Modernism
Characteristics of Modernism
- A strong break with all things traditional, including religious, political and social structure. During the war period (1920-1950 roughly), many writers/artists in the civilized world as a whole became very skeptical of whatever institutions had brought the world to the brink of ruin. If you’ve ever seen a picture of the bombed out London or Germany, you can see why their world looked like a wasteland. So the literature of the period reflects this distrust of traditional mores, religion, etc.
- A belief that the world is what we think it is. Since there seemed to be no one at the helm of the world gone crazy, then who’s to say that anyone knows more than an individual person what is real?
- There is no such thing as absolute truth. All things are relative. Again, if religion fails us, the government fails us, and society fails us, then what do we believe?

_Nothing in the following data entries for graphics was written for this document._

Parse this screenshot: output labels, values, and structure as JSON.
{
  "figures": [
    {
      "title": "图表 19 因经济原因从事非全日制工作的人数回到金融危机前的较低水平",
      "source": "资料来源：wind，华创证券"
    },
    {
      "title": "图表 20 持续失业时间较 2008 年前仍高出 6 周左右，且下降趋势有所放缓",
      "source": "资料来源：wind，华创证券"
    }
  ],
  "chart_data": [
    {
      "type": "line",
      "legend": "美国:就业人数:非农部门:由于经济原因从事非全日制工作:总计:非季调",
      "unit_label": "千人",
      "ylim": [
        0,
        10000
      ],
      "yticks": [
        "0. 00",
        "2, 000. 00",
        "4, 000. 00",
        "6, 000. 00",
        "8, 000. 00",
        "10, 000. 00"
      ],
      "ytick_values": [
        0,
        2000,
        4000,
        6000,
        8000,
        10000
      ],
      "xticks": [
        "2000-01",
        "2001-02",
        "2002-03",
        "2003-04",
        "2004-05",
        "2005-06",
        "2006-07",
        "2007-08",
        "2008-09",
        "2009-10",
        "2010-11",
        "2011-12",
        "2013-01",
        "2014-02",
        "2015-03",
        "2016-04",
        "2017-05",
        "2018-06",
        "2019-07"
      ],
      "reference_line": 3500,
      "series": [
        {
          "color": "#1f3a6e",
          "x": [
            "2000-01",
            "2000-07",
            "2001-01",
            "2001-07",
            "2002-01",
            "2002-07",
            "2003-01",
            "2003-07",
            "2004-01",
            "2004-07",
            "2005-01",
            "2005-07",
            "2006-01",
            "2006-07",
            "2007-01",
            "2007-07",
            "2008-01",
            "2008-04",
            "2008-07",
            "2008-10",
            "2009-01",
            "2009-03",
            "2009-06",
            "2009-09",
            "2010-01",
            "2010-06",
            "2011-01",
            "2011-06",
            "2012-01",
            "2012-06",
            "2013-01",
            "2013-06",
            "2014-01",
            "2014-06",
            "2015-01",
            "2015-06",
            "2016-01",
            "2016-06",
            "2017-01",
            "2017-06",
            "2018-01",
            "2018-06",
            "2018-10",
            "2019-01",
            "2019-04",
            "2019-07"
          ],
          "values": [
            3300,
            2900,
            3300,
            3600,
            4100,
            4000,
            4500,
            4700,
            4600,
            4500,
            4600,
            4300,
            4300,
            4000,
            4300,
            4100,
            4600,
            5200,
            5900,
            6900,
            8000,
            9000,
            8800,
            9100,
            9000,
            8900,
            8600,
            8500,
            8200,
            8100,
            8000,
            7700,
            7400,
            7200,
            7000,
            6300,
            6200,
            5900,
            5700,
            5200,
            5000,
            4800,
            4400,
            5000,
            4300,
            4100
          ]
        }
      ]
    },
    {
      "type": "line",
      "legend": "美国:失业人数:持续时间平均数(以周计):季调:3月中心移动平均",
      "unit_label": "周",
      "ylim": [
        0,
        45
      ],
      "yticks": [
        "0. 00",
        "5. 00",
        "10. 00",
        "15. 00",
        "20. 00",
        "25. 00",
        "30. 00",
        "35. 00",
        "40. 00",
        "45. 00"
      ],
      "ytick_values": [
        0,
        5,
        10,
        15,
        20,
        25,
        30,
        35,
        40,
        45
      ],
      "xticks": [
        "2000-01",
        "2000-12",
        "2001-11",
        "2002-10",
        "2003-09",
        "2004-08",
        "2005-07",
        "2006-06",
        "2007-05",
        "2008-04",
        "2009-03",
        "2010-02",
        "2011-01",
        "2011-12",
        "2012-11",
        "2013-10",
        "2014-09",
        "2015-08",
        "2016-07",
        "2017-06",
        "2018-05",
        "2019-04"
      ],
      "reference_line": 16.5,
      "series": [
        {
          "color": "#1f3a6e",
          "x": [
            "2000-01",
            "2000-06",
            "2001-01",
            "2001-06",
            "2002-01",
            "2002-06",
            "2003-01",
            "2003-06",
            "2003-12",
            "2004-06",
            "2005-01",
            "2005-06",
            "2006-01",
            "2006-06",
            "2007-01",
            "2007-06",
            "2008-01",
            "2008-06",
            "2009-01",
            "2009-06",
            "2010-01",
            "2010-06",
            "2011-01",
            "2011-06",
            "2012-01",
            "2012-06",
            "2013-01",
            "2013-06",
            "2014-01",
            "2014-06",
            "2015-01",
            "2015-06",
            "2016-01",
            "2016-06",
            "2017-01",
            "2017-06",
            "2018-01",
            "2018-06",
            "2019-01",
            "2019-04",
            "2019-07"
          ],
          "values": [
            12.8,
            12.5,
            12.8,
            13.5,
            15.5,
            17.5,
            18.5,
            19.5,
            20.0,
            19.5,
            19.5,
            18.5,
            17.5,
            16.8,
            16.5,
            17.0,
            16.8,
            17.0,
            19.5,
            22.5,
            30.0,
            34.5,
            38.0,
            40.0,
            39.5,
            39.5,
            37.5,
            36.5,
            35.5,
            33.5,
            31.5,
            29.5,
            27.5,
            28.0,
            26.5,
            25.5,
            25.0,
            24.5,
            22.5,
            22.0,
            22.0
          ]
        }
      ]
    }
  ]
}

- A feeling of alienation, loss, and despair. So, of course, there is despair. What is more terrible than believing that we are all out in the world or universe alone, with no real boundaries or rules and no one to believe in?

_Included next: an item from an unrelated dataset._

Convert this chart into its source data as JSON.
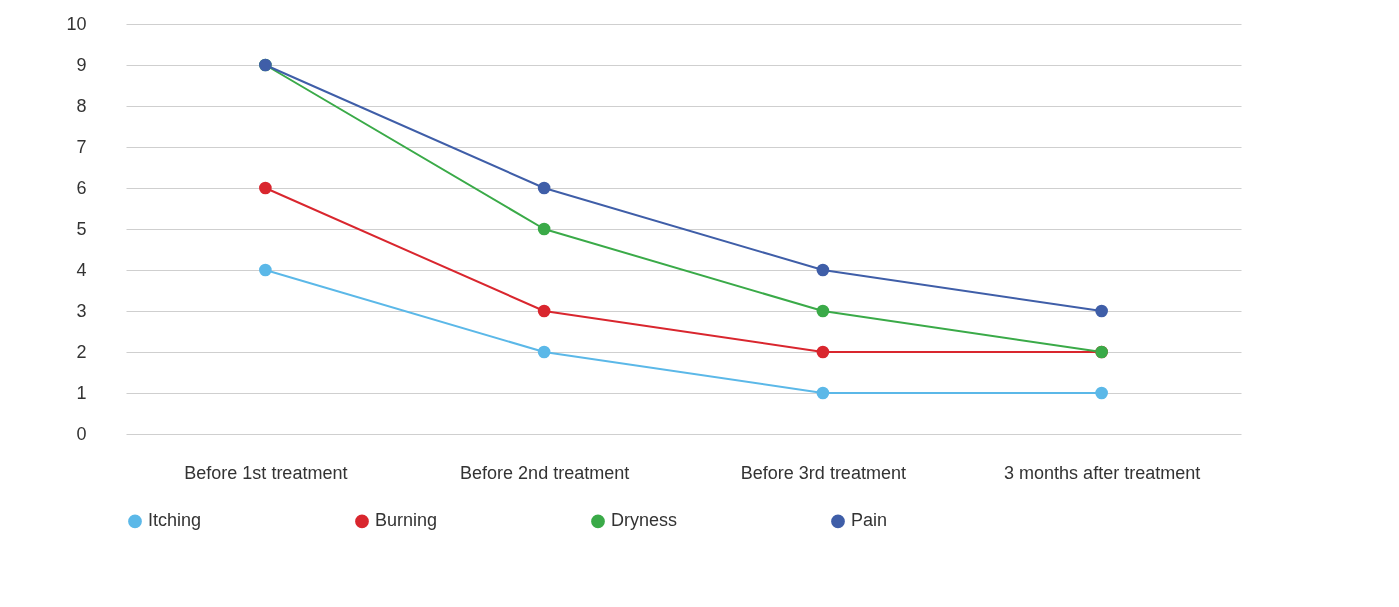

- Belief in the individual and the strength of the individual. Thus, the individual and his/her own thoughts become the only reality that can be relied on.

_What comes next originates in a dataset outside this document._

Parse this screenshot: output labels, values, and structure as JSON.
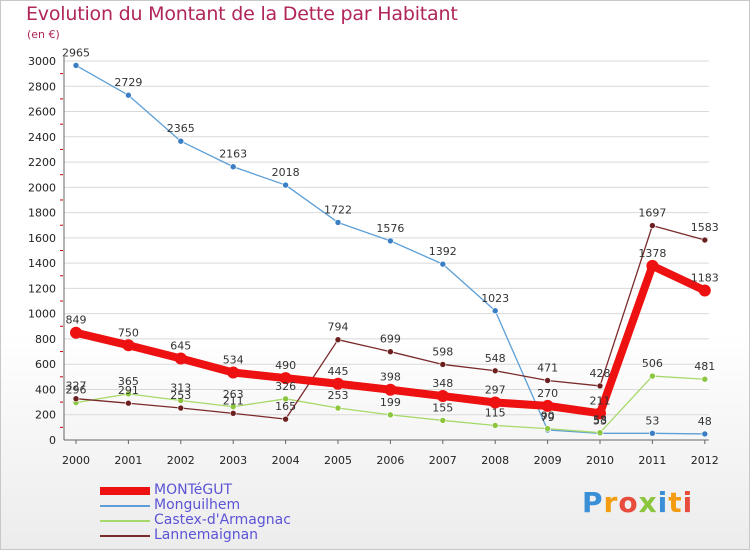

- The world is random and disordered. The political structure of Europe had brought Hitler to power, after all. So, in response, they believed that any artistic work or fiction that imposed an unrealistic structure or even structure at all was pretentious and untrustworthy. Some of the artistic works and poems appear to be fragments.
- Interest in the subconscious mind, psychology. If reality lies in the mind and individual, then the operations on the mind, whether subconscious or conscious, maybe our best way to find a context for reality.